Walking in truth was walking in the commandments of God. What were those commandments? They were what “we have heard from the beginning.” It was the one they had had from the beginning – “that we love one another.” Now if the “doctrine of Christ” is what he taught, then likely it would be this John was writing about (John 13:34-35). This doctrine is so important that Jesus said his disciples would be known to the world by the fact that they obeyed it. It was their “badge of discipleship.” It was their banner of brotherhood. That is pretty important doctrine!
But there is something else in the next two verses we need to look at before we decide what John might have meant.
“For many deceivers have gone out into the world, those who do not confess the coming of Jesus Christ in the flesh. Such a one is the deceiver and the antichrist. Watch yourselves, so that you may not lose what we have worked for, but may win a full reward. (1 John 7-8).
The deceivers who were going about in the world of that day were the teachers of gnosticism – the doctrine that Jesus had not actually come in the flesh. As we noted before, this was a vicious attack on the validity of Christ’s atonement. If he had not come in a body of flesh he could not have actually died. If he had not actually died then he was not an actual sacrifice for sin. If he were not a sacrifice for sin, then no one’s sin has been forgiven. If our sins are not forgiven our hope is vain.
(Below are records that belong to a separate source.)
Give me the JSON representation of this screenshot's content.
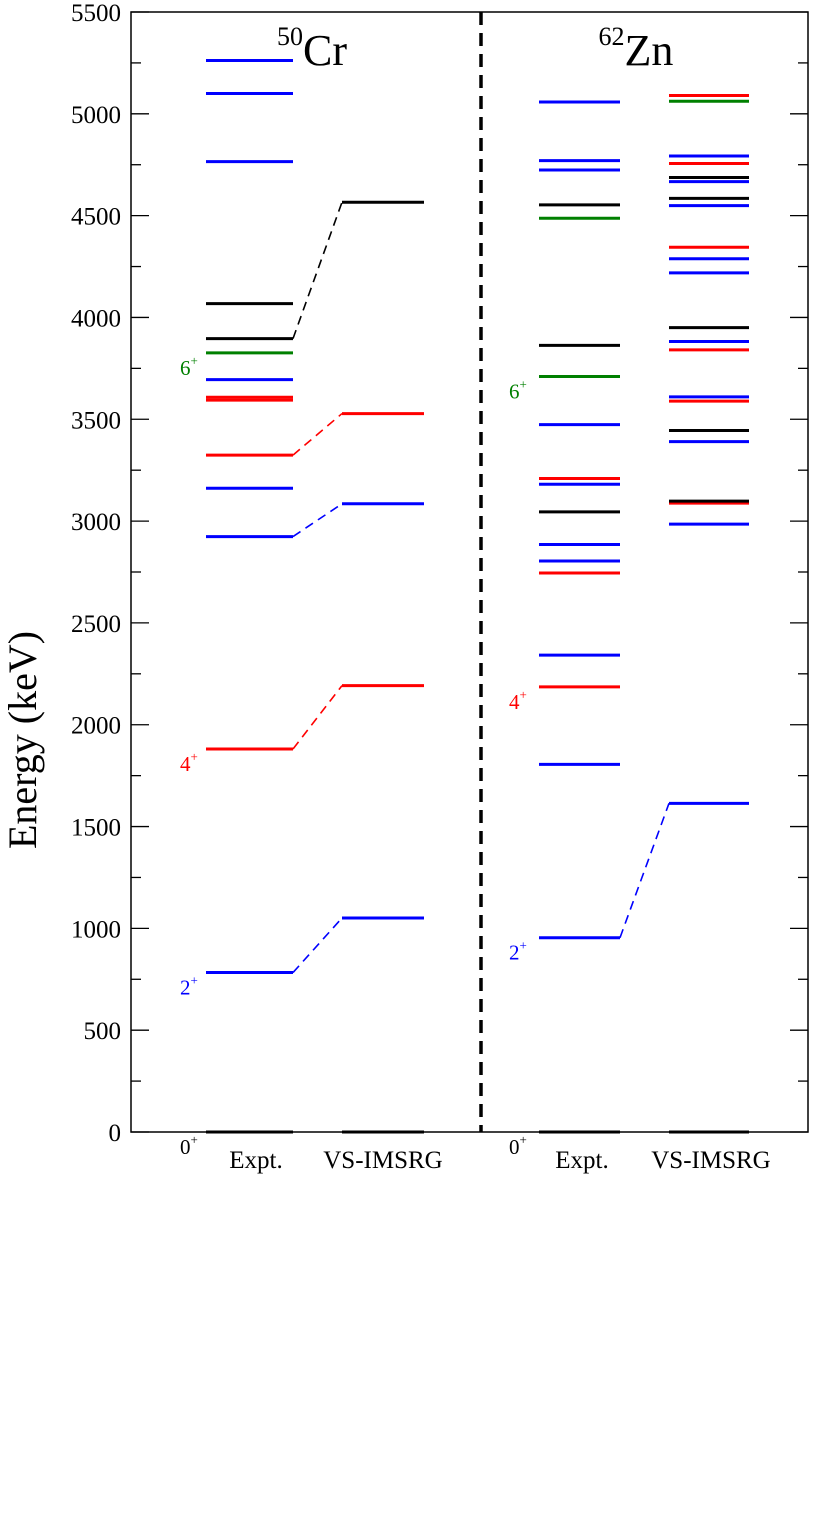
{
  "chart_data": {
    "type": "level-scheme",
    "ylabel": "Energy (keV)",
    "ylim": [
      0,
      5500
    ],
    "yticks": [
      0,
      500,
      1000,
      1500,
      2000,
      2500,
      3000,
      3500,
      4000,
      4500,
      5000,
      5500
    ],
    "colors": {
      "0": "#000000",
      "2": "#0000ff",
      "4": "#ff0000",
      "6": "#008000"
    },
    "panels": [
      {
        "nucleus": "Cr",
        "mass_number": "50",
        "columns": [
          {
            "label": "Expt.",
            "levels": [
              {
                "e": 0,
                "j": 0
              },
              {
                "e": 783,
                "j": 2
              },
              {
                "e": 1881,
                "j": 4
              },
              {
                "e": 2924,
                "j": 2
              },
              {
                "e": 3161,
                "j": 2
              },
              {
                "e": 3324,
                "j": 4
              },
              {
                "e": 3594,
                "j": 4
              },
              {
                "e": 3608,
                "j": 4
              },
              {
                "e": 3695,
                "j": 2
              },
              {
                "e": 3826,
                "j": 6
              },
              {
                "e": 3896,
                "j": 0
              },
              {
                "e": 4068,
                "j": 0
              },
              {
                "e": 4765,
                "j": 2
              },
              {
                "e": 5100,
                "j": 2
              },
              {
                "e": 5262,
                "j": 2
              }
            ]
          },
          {
            "label": "VS-IMSRG",
            "levels": [
              {
                "e": 0,
                "j": 0
              },
              {
                "e": 1051,
                "j": 2
              },
              {
                "e": 2192,
                "j": 4
              },
              {
                "e": 3085,
                "j": 2
              },
              {
                "e": 3528,
                "j": 4
              },
              {
                "e": 4566,
                "j": 0
              }
            ]
          }
        ],
        "connections": [
          {
            "from": 783,
            "to": 1051,
            "j": 2
          },
          {
            "from": 1881,
            "to": 2192,
            "j": 4
          },
          {
            "from": 2924,
            "to": 3085,
            "j": 2
          },
          {
            "from": 3324,
            "to": 3528,
            "j": 4
          },
          {
            "from": 3896,
            "to": 4566,
            "j": 0
          }
        ],
        "spin_labels": [
          {
            "e": 0,
            "j": 0,
            "text": "0",
            "parity": "+"
          },
          {
            "e": 783,
            "j": 2,
            "text": "2",
            "parity": "+"
          },
          {
            "e": 1881,
            "j": 4,
            "text": "4",
            "parity": "+"
          },
          {
            "e": 3826,
            "j": 6,
            "text": "6",
            "parity": "+"
          }
        ]
      },
      {
        "nucleus": "Zn",
        "mass_number": "62",
        "columns": [
          {
            "label": "Expt.",
            "levels": [
              {
                "e": 0,
                "j": 0
              },
              {
                "e": 954,
                "j": 2
              },
              {
                "e": 1805,
                "j": 2
              },
              {
                "e": 2186,
                "j": 4
              },
              {
                "e": 2342,
                "j": 2
              },
              {
                "e": 2745,
                "j": 4
              },
              {
                "e": 2804,
                "j": 2
              },
              {
                "e": 2885,
                "j": 2
              },
              {
                "e": 3045,
                "j": 0
              },
              {
                "e": 3181,
                "j": 2
              },
              {
                "e": 3209,
                "j": 4
              },
              {
                "e": 3474,
                "j": 2
              },
              {
                "e": 3710,
                "j": 6
              },
              {
                "e": 3863,
                "j": 0
              },
              {
                "e": 4487,
                "j": 6
              },
              {
                "e": 4553,
                "j": 0
              },
              {
                "e": 4724,
                "j": 2
              },
              {
                "e": 4770,
                "j": 2
              },
              {
                "e": 5058,
                "j": 2
              }
            ]
          },
          {
            "label": "VS-IMSRG",
            "levels": [
              {
                "e": 0,
                "j": 0
              },
              {
                "e": 1614,
                "j": 2
              },
              {
                "e": 2985,
                "j": 2
              },
              {
                "e": 3088,
                "j": 4
              },
              {
                "e": 3098,
                "j": 0
              },
              {
                "e": 3390,
                "j": 2
              },
              {
                "e": 3445,
                "j": 0
              },
              {
                "e": 3589,
                "j": 4
              },
              {
                "e": 3610,
                "j": 2
              },
              {
                "e": 3841,
                "j": 4
              },
              {
                "e": 3882,
                "j": 2
              },
              {
                "e": 3950,
                "j": 0
              },
              {
                "e": 4219,
                "j": 2
              },
              {
                "e": 4288,
                "j": 2
              },
              {
                "e": 4345,
                "j": 4
              },
              {
                "e": 4549,
                "j": 2
              },
              {
                "e": 4585,
                "j": 0
              },
              {
                "e": 4667,
                "j": 2
              },
              {
                "e": 4687,
                "j": 0
              },
              {
                "e": 4756,
                "j": 4
              },
              {
                "e": 4793,
                "j": 2
              },
              {
                "e": 5062,
                "j": 6
              },
              {
                "e": 5090,
                "j": 4
              }
            ]
          }
        ],
        "connections": [
          {
            "from": 954,
            "to": 1614,
            "j": 2
          }
        ],
        "spin_labels": [
          {
            "e": 0,
            "j": 0,
            "text": "0",
            "parity": "+"
          },
          {
            "e": 954,
            "j": 2,
            "text": "2",
            "parity": "+"
          },
          {
            "e": 2186,
            "j": 4,
            "text": "4",
            "parity": "+"
          },
          {
            "e": 3710,
            "j": 6,
            "text": "6",
            "parity": "+"
          }
        ]
      }
    ]
  }
}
The truth that Jesus had actually come and died, providing us with a completely sufficient sacrifice is, I believe, the doctrine of Christ John is referring to. This is the essence of the gospel. This truth is the power of God to save us. It is this truth that motivates us to live for him who died for us. It is in this truth that our hope lies. Anyone who would teach anything other than this would be destroying the faith of those deceived by their false teaching.
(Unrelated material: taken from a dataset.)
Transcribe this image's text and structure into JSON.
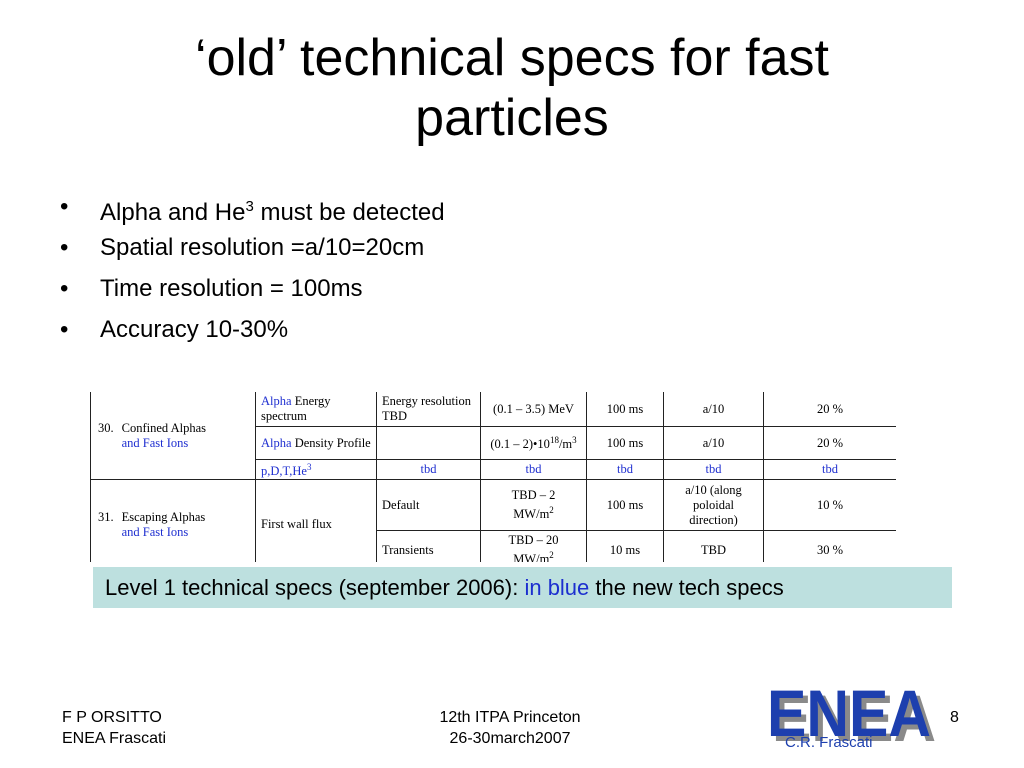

Do verses 9-11 have any meaning for us today? Certainly! We must guard against anything that would turn us from faith in Christ as our exalted Lord and sufficient sacrifice. That would include anything that teaches a legally acquired standing on the basis of our performance or perfect knowledge – in short, modern-day legalism and/or gnosticism.
It is an abuse to make these verses a bludgeon with which to beat the heads of people who question the validity of our traditional, inferred doctrines. We should be very careful to extend the meaning of any passage beyond what the original author intended. The explanation we have given of this text stays within the context of the letter in which it is found and within the context of what John was very concerned to write about in his first letter. John was concerned with keeping Christ as the focus of life. To stay in the true doctrine of Christ assures that those who believe in him will keep his commandments. That is what faith does.
Even if it did include every false doctrine that actually ever could arise, it was never meant to include all the divisive inferred doctrines some have always attempted to cover by quoting these verses. Every doctrine ever devised over which people have divided has been dumped in 2 John 9-11. Anyone daring to question these dubious doctrines is “going on and abiding not in the doctrine of Christ.” “You know those who do that have neither the Father nor the Son!” Who can believe it?
Remember, in reading the Bible we must stay with the story. We cannot make a passage of scripture mean whatever we want it to mean. Such is dishonest with God and with ourselves and deceitful toward others. Above all, we must make Christ the focus of all our teaching and be true to the purpose for which God created us and for which Christ redeemed us.
It is high time good and honest seekers for truth begin to question the legalistic lords who make such threats. They may cast you out of the synagogue, but you can breathe fresh air on the outside of these morbid (unhealthy – diseased – unsound – ill – sickly) mausoleums!